Come si può visualizzare nella nostra società il concetto di «bene di comunità»? 

«Nella nostra quotidianità, ci sono beni di varia natura, relazionali, che non sono strettamente pubblici e non sono privati, ad esempio la qualità dell’aria che respiriamo in una città e la conseguente qualità della vita, sono concetti di beni condivisibili e di comunità. Ad essi si accede non semplicemente in forma privata, ma se i cittadini si comportano in una certa maniera, se le istituzioni investono nei trasporti pubblici e così via. La salute, il bene sanità, ad esempio, nel tempo è stato pensato prima quasi esclusivamente come statale, poi in parte anche privato, però ci sono dimensioni della salute che possono essere acquisite solo se ci sono cambiamenti culturali nei modi di fare, che coinvolgono e riguardano ancora una volta tutti. L’obiettivo di produrre beni che siano declinabili per il bene comune e collettivo è una questione importante per le società avanzate come le nostre».

Quali possono essere i legami sociali del futuro?

«Per rispondere a questa domanda, riprendo un tema che mi sta molto a cuore: la libertà. Siamo soliti pensare al concetto di libertà come separato da quello di relazione. Come sociologo, ritengo che la libertà invece, è relazione, è la capacità di slegare e contemporaneamente rilegare insieme in un processo costante. Al concetto di libertà si collega anche quello di responsabilità.  In quanto libero, sei continuamente nella responsabilità di poter decidere che cosa sleghi e che cosa rileghi.

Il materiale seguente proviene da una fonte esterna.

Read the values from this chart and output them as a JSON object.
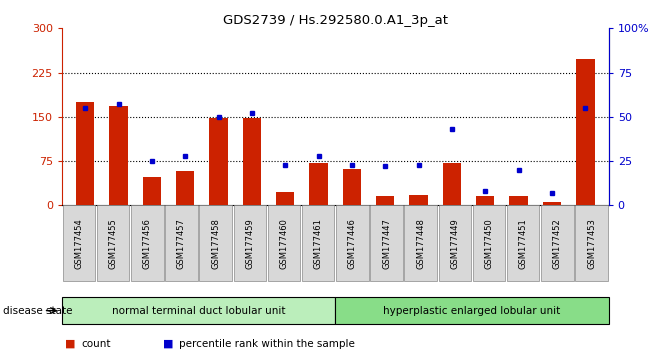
{
  "title": "GDS2739 / Hs.292580.0.A1_3p_at",
  "categories": [
    "GSM177454",
    "GSM177455",
    "GSM177456",
    "GSM177457",
    "GSM177458",
    "GSM177459",
    "GSM177460",
    "GSM177461",
    "GSM177446",
    "GSM177447",
    "GSM177448",
    "GSM177449",
    "GSM177450",
    "GSM177451",
    "GSM177452",
    "GSM177453"
  ],
  "counts": [
    175,
    168,
    48,
    58,
    148,
    148,
    22,
    72,
    62,
    15,
    18,
    72,
    15,
    15,
    5,
    248
  ],
  "percentiles": [
    55,
    57,
    25,
    28,
    50,
    52,
    23,
    28,
    23,
    22,
    23,
    43,
    8,
    20,
    7,
    55
  ],
  "group1_label": "normal terminal duct lobular unit",
  "group2_label": "hyperplastic enlarged lobular unit",
  "group1_count": 8,
  "group2_count": 8,
  "ylim_left": [
    0,
    300
  ],
  "ylim_right": [
    0,
    100
  ],
  "yticks_left": [
    0,
    75,
    150,
    225,
    300
  ],
  "yticks_right": [
    0,
    25,
    50,
    75,
    100
  ],
  "ytick_labels_left": [
    "0",
    "75",
    "150",
    "225",
    "300"
  ],
  "ytick_labels_right": [
    "0",
    "25",
    "50",
    "75",
    "100%"
  ],
  "bar_color": "#cc2200",
  "dot_color": "#0000cc",
  "group1_bg": "#bbeebb",
  "group2_bg": "#88dd88",
  "legend_count_label": "count",
  "legend_percentile_label": "percentile rank within the sample",
  "disease_state_label": "disease state"
}
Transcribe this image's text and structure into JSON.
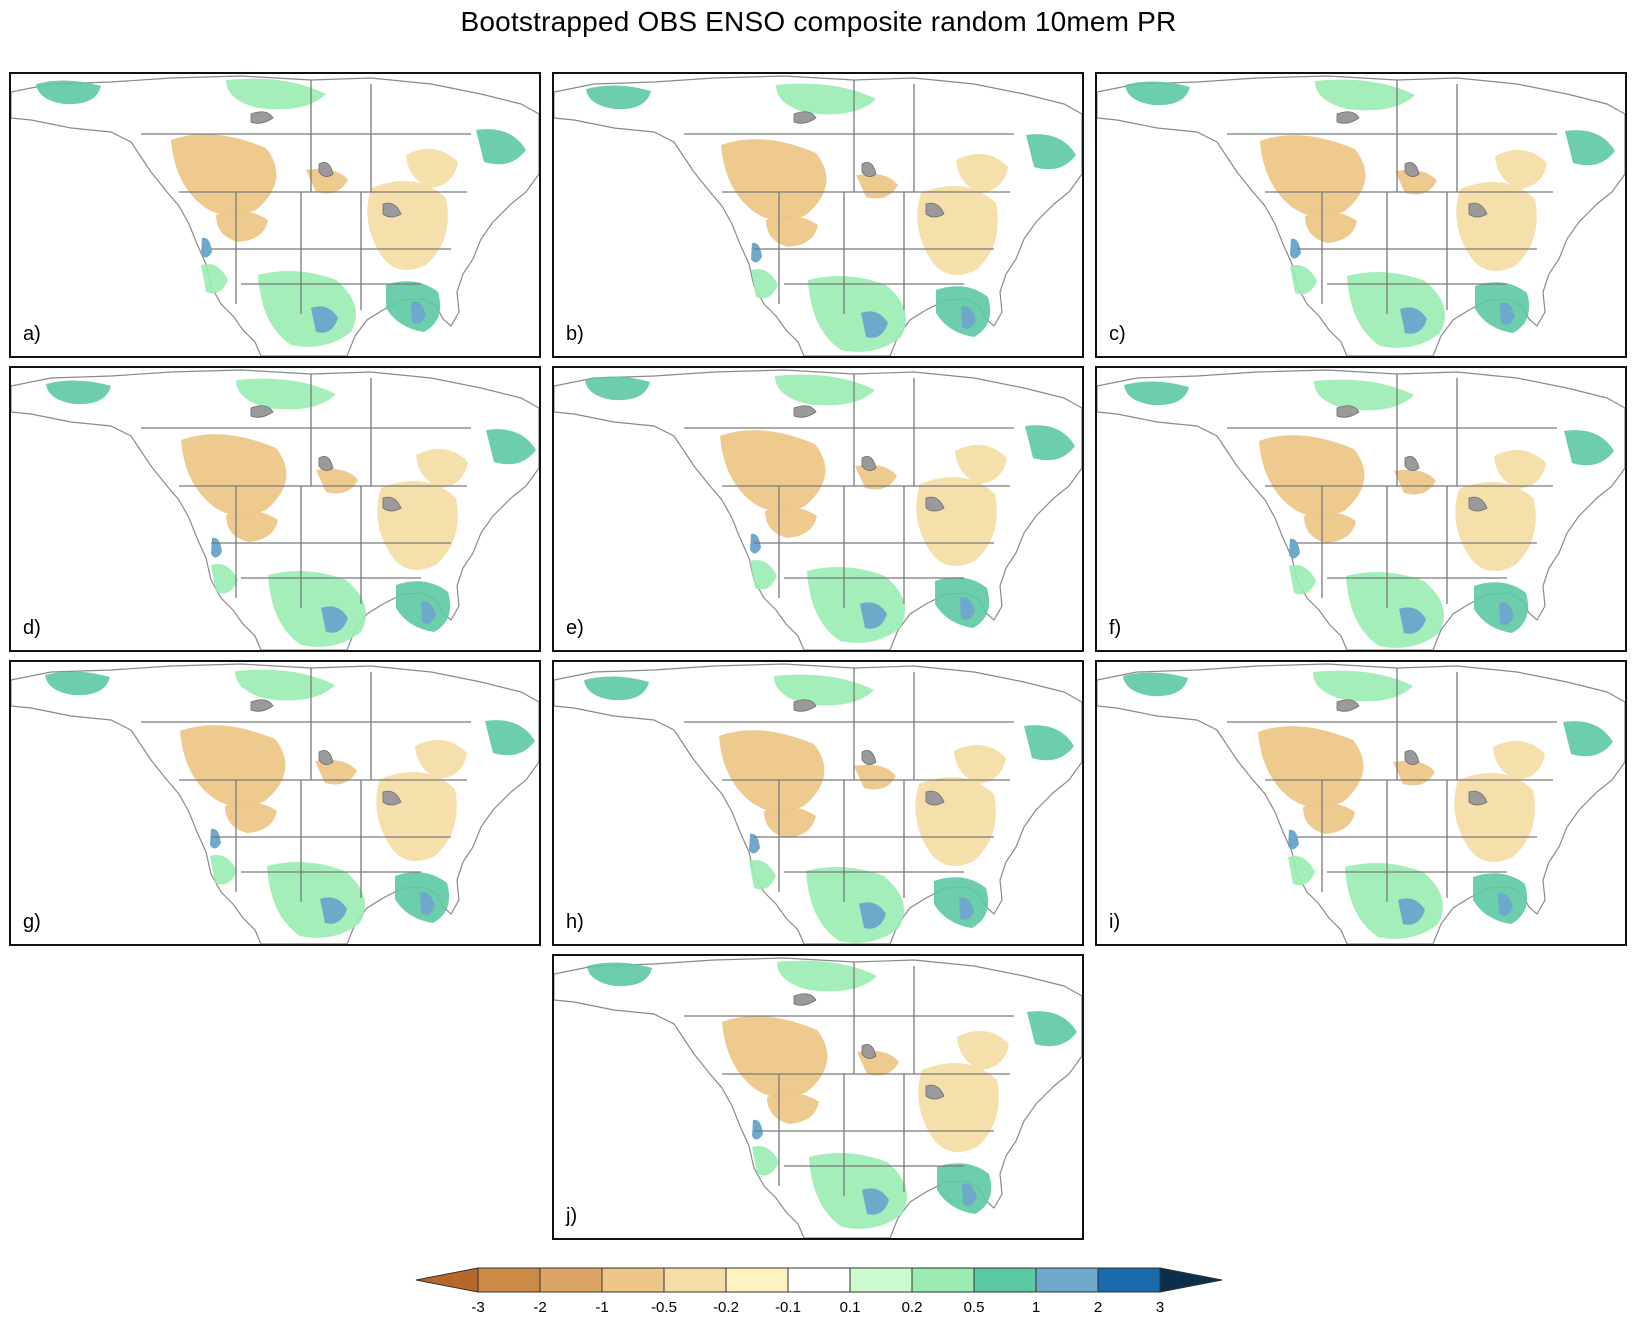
{
  "title": "Bootstrapped OBS ENSO composite random 10mem PR",
  "colorbar": {
    "tick_labels": [
      "-3",
      "-2",
      "-1",
      "-0.5",
      "-0.2",
      "-0.1",
      "0.1",
      "0.2",
      "0.5",
      "1",
      "2",
      "3"
    ],
    "colors": [
      "#b6672a",
      "#cb8a46",
      "#dda565",
      "#edc789",
      "#f4dda6",
      "#fff2c2",
      "#ffffff",
      "#ccfbcf",
      "#9aecb1",
      "#5dc9a2",
      "#6ea8cb",
      "#1a6aac",
      "#0b2e4d"
    ],
    "extend": "both"
  },
  "panels": [
    {
      "label": "a)"
    },
    {
      "label": "b)"
    },
    {
      "label": "c)"
    },
    {
      "label": "d)"
    },
    {
      "label": "e)"
    },
    {
      "label": "f)"
    },
    {
      "label": "g)"
    },
    {
      "label": "h)"
    },
    {
      "label": "i)"
    },
    {
      "label": "j)"
    }
  ]
}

Non esiste una libertà che si slega e basta. Se noi pensiamo ad essa solo come slegamento, implode e si rovescia nel suo contrario. Noi abbiamo bisogno per i legami sociali del futuro di una libertà che si faccia promotrice e carico di nuove relazioni e dia vita a forme di relazioni inedite, che siano capaci di essere rispettose della libertà di chi ne fa parte. Questa è una sfida molto impegnativa, da un punto di vista culturale, e per nulla scontata. Ma la libertà è anche saper attraversare un vuoto, vincere la paura. L’idea che si possa fare qualcosa per creare nuove forme di agire è un’impresa enorme alla base del concetto di generatività sociale». 

Quali sono le radici della generativià sociale?

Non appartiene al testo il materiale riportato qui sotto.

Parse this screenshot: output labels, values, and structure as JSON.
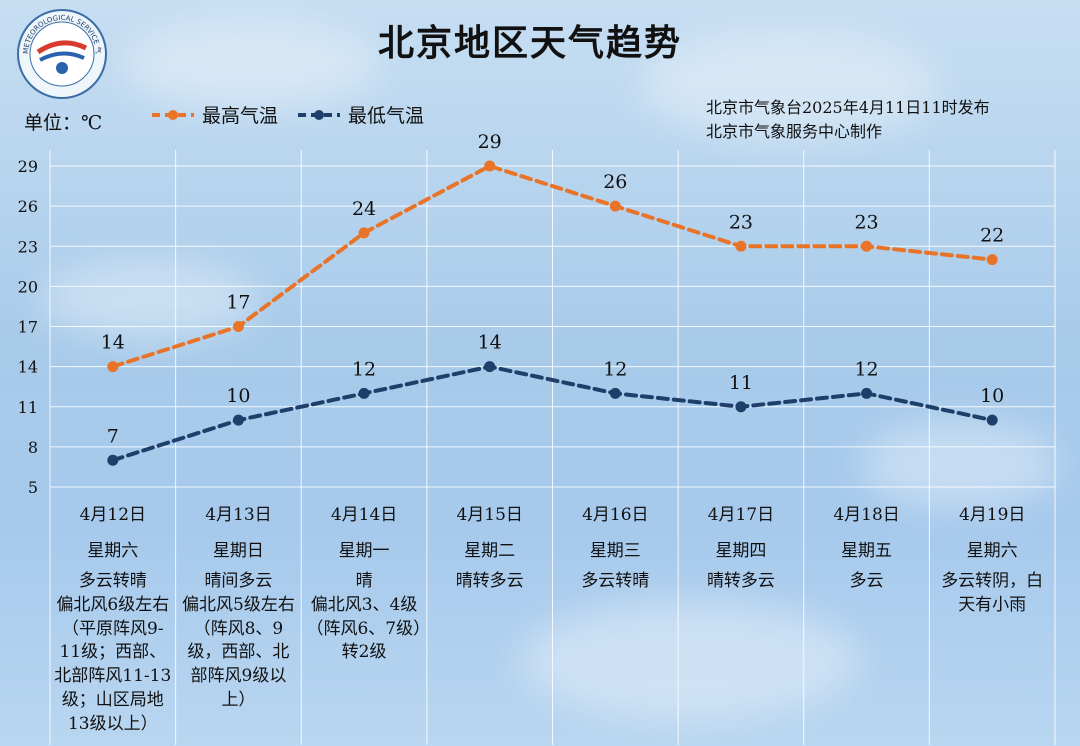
{
  "title": "北京地区天气趋势",
  "unit_label": "单位：℃",
  "issuer_line1": "北京市气象台2025年4月11日11时发布",
  "issuer_line2": "北京市气象服务中心制作",
  "logo_text": "METEOROLOGICAL SERVICE 气象服务",
  "colors": {
    "high": "#e8742a",
    "low": "#1f3f6b",
    "grid": "#ffffff"
  },
  "chart_data": {
    "type": "line",
    "categories": [
      "4月12日",
      "4月13日",
      "4月14日",
      "4月15日",
      "4月16日",
      "4月17日",
      "4月18日",
      "4月19日"
    ],
    "ylim": [
      5,
      29
    ],
    "yticks": [
      "5",
      "8",
      "11",
      "14",
      "17",
      "20",
      "23",
      "26",
      "29"
    ],
    "legend_position": "top-left",
    "grid": true,
    "series": [
      {
        "name": "最高气温",
        "color": "#e8742a",
        "values": [
          14,
          17,
          24,
          29,
          26,
          23,
          23,
          22
        ]
      },
      {
        "name": "最低气温",
        "color": "#1f3f6b",
        "values": [
          7,
          10,
          12,
          14,
          12,
          11,
          12,
          10
        ]
      }
    ]
  },
  "days": [
    {
      "date": "4月12日",
      "weekday": "星期六",
      "weather": "多云转晴",
      "wind": "偏北风6级左右（平原阵风9-11级；西部、北部阵风11-13级；山区局地13级以上）"
    },
    {
      "date": "4月13日",
      "weekday": "星期日",
      "weather": "晴间多云",
      "wind": "偏北风5级左右（阵风8、9级，西部、北部阵风9级以上）"
    },
    {
      "date": "4月14日",
      "weekday": "星期一",
      "weather": "晴",
      "wind": "偏北风3、4级（阵风6、7级）转2级"
    },
    {
      "date": "4月15日",
      "weekday": "星期二",
      "weather": "晴转多云",
      "wind": ""
    },
    {
      "date": "4月16日",
      "weekday": "星期三",
      "weather": "多云转晴",
      "wind": ""
    },
    {
      "date": "4月17日",
      "weekday": "星期四",
      "weather": "晴转多云",
      "wind": ""
    },
    {
      "date": "4月18日",
      "weekday": "星期五",
      "weather": "多云",
      "wind": ""
    },
    {
      "date": "4月19日",
      "weekday": "星期六",
      "weather": "多云转阴，白天有小雨",
      "wind": ""
    }
  ]
}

«La generatività sociale ha un padre, Erik Erikson, psicologo americano e studioso delle fasi evolutive e una madre, che è “Amare”. Erikson afferma che nello sviluppo dell’individuo, nel passaggio dalla fase adolescenziale a quella adulta, si affronta una crisi perché l’adolescenza si trova di fronte alla realtà e deve decidere cosa fare: permanere nella stagnazione o in alternativa, agire. Dall’idea di dover fare qualcosa, scaturisce la generatività. Amare invece, dice che noi siamo fatti per incominciare. L’atto più autentico di un uomo libero e una donna libera è mettere al mondo qualcosa che prima non c’era (non solo biologicamente). Questa è l’espressione più grande, evidente ed entusiasmante della tua unicità: un’idea di libertà che si gioca in ciò su cui si spende».